Watch Carol Burnett as “Nora Desmond” wreak havoc in a Hollywood Restaurant
Carol’s recurring silent screen star character, accompanied by Harvey Korman as her faithful German servant “Max,” bring down the house in this classic sketch
If you recall watching The Carol Burnett Show every Saturday night throughout the 1970s, then you surely remember Carol and the gang’s hilarious take-off on the Hollywood classic movie Sunset Boulevard, a film noir about a delusional silent screen star named Norma Desmond who can’t deal with the fact that she’s been forgotten.
In this lost classic, “Nora Desmond” tries to dine in a fancy restaurant incognito. She relies on her devoted and oft-abused valet “Max” (Harvey Korman in a bald cap) to protect her from the hordes of autograph seekers, even though no one in the restaurant recognizes her.
In fact, try as she might, no one pays attention to her, even when Max rolls out a red carpet to announce her arrival.
This sketch delivers nonstop one-liners and gags that will leave you rolling in the floor laughing. Wait until you see Nora’s reaction when she spots her old friend Rudolph Valentino’s photo on the wall and thinks he’s really there.
“Hello, Rudy, how have you been?,” she says to the picture. “Max, what’s the matter with Rudy? Why won’t he answer me?”
“He only did silent pictures,” retorts Max dryly.
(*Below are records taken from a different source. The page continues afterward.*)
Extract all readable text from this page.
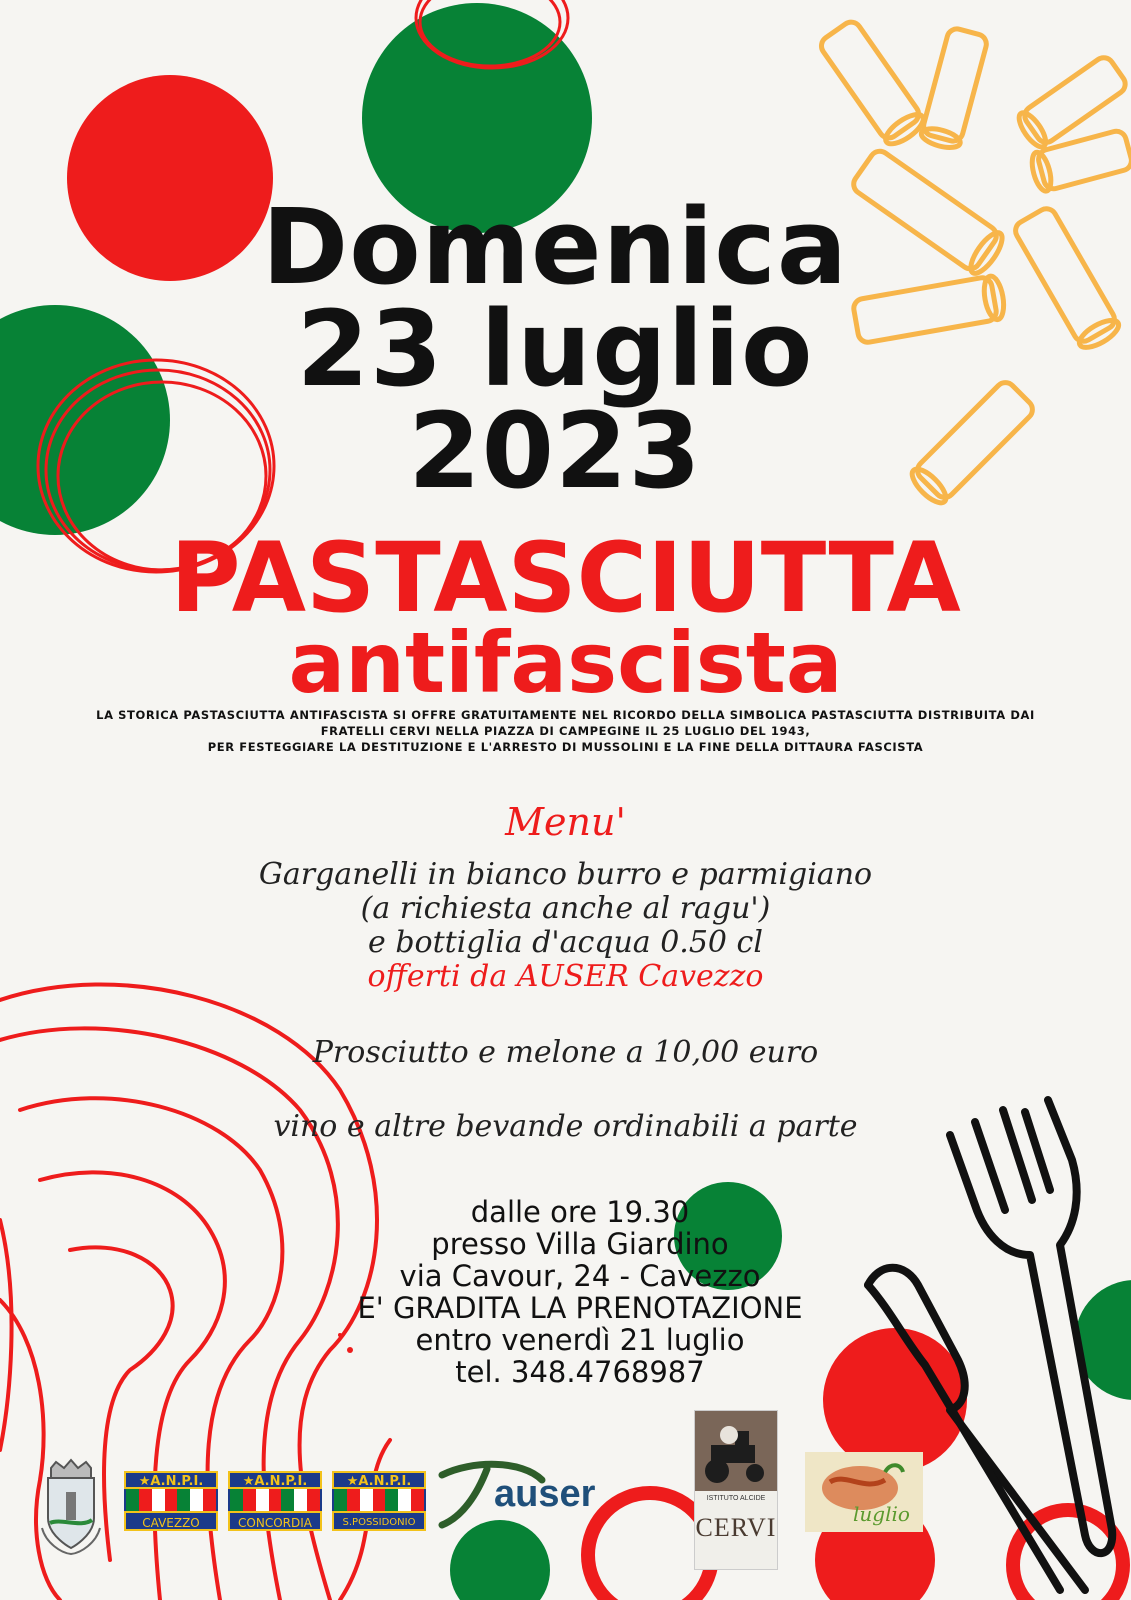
Domenica
23 luglio
2023
PASTASCIUTTA
antifascista
LA STORICA PASTASCIUTTA ANTIFASCISTA SI OFFRE GRATUITAMENTE NEL RICORDO DELLA SIMBOLICA PASTASCIUTTA DISTRIBUITA DAI
FRATELLI CERVI NELLA PIAZZA DI CAMPEGINE IL 25 LUGLIO DEL 1943,
PER FESTEGGIARE LA DESTITUZIONE E L'ARRESTO DI MUSSOLINI E LA FINE DELLA DITTAURA FASCISTA
Menu'
Garganelli in bianco burro e parmigiano
(a richiesta anche al ragu')
e bottiglia d'acqua 0.50 cl
offerti da AUSER Cavezzo
Prosciutto e melone a 10,00 euro
vino e altre bevande ordinabili a parte
dalle ore 19.30
presso Villa Giardino
via Cavour, 24 - Cavezzo
E' GRADITA LA PRENOTAZIONE
entro venerdì 21 luglio
tel. 348.4768987
★A.N.P.I.
CAVEZZO
★A.N.P.I.
CONCORDIA
★A.N.P.I.
S.POSSIDONIO
auser	ISTITUTO ALCIDE
CERVI	luglio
Oh, he definitely deserves a slap for that one, and Nora Desmond delivers.
“Goodness gracious, this woman is amazing,” wrote one appreciative fan of this gut-busting clip. “Thank you for sharing this with us; it’s good to see it again!”
Another nostalgic fan put it even better. “Growing up our family never missed The Carol Burnett Show. My father always laughed uproariously at Nora Desmond, but I never saw what was funny about her. I had never seen Sunset Boulevard, and didn’t realize at the time that Nora Desmond was a spoof of Gloria Swanson’s character in that film. Now that I am fifty-four years old, Nora is my favorite of Carol’s creations.”